The Atlanta Journal-Constitution
Software pioneer executed in prison
A Palestinian-Syrian software pioneer has been executed in prison after being arrested five years ago by Syrian authorities in Damascus, his widow and colleagues said Wednesday, in what Amnesty International said was a “grim reminder of Syrian prison horrors.”
Noura Ghazi Safadi wrote on Facebook late Tuesday that she has received confirmation that security services executed Bassel Khartabil in October 2015 after torturing him in prison.
Khartabil, who also went by the name Bassel Safadi, was a champion and leading contributor to Arabic Creative Commons, a framework for coding and legal rights that promotes the open distribution of software and ideas, according to his Lebanese friend Dana Trometer.
He ran a software development workspace in Damascus, which was known to the Syrian authorities. Trometer says his trial was held in secret, and the cause for his arrest was never given.
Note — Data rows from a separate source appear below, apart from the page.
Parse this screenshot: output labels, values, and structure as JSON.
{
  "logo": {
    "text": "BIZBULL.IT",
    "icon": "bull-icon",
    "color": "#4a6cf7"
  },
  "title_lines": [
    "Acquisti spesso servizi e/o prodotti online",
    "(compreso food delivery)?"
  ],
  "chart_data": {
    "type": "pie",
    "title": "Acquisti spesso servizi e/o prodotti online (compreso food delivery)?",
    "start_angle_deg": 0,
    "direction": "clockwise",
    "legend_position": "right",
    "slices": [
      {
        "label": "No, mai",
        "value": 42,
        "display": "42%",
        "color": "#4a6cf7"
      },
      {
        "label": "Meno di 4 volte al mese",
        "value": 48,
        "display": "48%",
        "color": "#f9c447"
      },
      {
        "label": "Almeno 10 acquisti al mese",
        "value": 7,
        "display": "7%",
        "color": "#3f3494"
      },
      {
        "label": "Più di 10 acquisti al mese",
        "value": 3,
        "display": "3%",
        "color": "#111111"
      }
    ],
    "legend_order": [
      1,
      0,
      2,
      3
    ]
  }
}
Khartabil was taken from the street in Damascus in March 2012 amid a wave of military arrests, Creative Commons said in a statement Wednesday confirming news of his execution. He was jailed for several years, during which time he was allowed to infrequently communicate with family members. Then, in October 2015, he was abruptly transferred to an undisclosed location and all communications with the outside world ceased, it said.